After considerable decline, which struck Transoxiana during the late Chagataids, new revival received the monumental architecture during Amir Temur’s era. The wall monumental painting, miniature, applied art forms and crafts gained new bright expression. Based on achievements of this era (political, economic and cultural) a pleiad of such brilliant scientists, thinkers, poets and educators as Alisher Navoi, Zahir ad-Din Babur, and Ulugbek had grown. For example, Ulugbek’s work “Zidzhi Gurgani” became a handbook for many generations of scientists-astronomers, and his school of sciences became famous all over the world. During Ulugbek’s reign mathematics, geometry, astronomy, natural sciences, literature, history, and art reached considerable heights, and his capital – Samarkand – turned into the largest center of science in the medieval world. Achievements of scientists of mathematics and geometry contributed to flourishing of artistic culture. It is known that in the period of the Muslim Middle Ages the science organically combined with art – for creation of the well-known ceramic facings of Samarkand monuments and other works of art they used verified schemes based on exact mathematical calculations. Speaking about achievements in the field of art, we should also remind such outstanding figure as artist-miniaturist as Kamoliddin Bekhzad, whose creativity had an enormous impact on development of art not only in Transoxiana, but also in the neighboring countries.

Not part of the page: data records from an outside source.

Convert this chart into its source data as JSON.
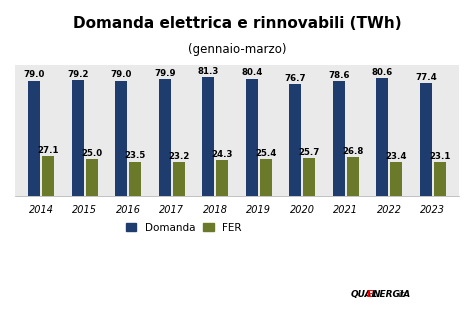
{
  "title": "Domanda elettrica e rinnovabili (TWh)",
  "subtitle": "(gennaio-marzo)",
  "years": [
    2014,
    2015,
    2016,
    2017,
    2018,
    2019,
    2020,
    2021,
    2022,
    2023
  ],
  "domanda": [
    79.0,
    79.2,
    79.0,
    79.9,
    81.3,
    80.4,
    76.7,
    78.6,
    80.6,
    77.4
  ],
  "fer": [
    27.1,
    25.0,
    23.5,
    23.2,
    24.3,
    25.4,
    25.7,
    26.8,
    23.4,
    23.1
  ],
  "domanda_color": "#1F3C6E",
  "fer_color": "#6B7A2A",
  "background_color": "#FFFFFF",
  "plot_bg_color": "#EAEAEA",
  "bar_width": 0.28,
  "ylim": [
    0,
    90
  ],
  "legend_domanda": "Domanda",
  "legend_fer": "FER",
  "title_fontsize": 11,
  "subtitle_fontsize": 8.5,
  "label_fontsize": 6.2,
  "tick_fontsize": 7
}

After gaining independence Uzbekistan carries out deep and comprehensive study of the historical past, recovers its historical memory, widely popularizes enormous historical and cultural heritage of great scientists and thinkers of the East. One of the most important objectives of the national policy of the Uzbek state is perpetuation of memory of outstanding figures of science, culture and arts of the past. So, 2016 was marked by a number of festive events dedicated to the 680th anniversary of the birth of the great statesman and commander Amir Temur. The same year festive events in connection with the 575th anniversary of the birth of the great poet and thinker, founder of classical Turkic poetry Nizomiddin Mir Alisher Navoi were also held. Independent Uzbekistan makes all necessary efforts in order to perpetuate the memory of outstanding ancestors.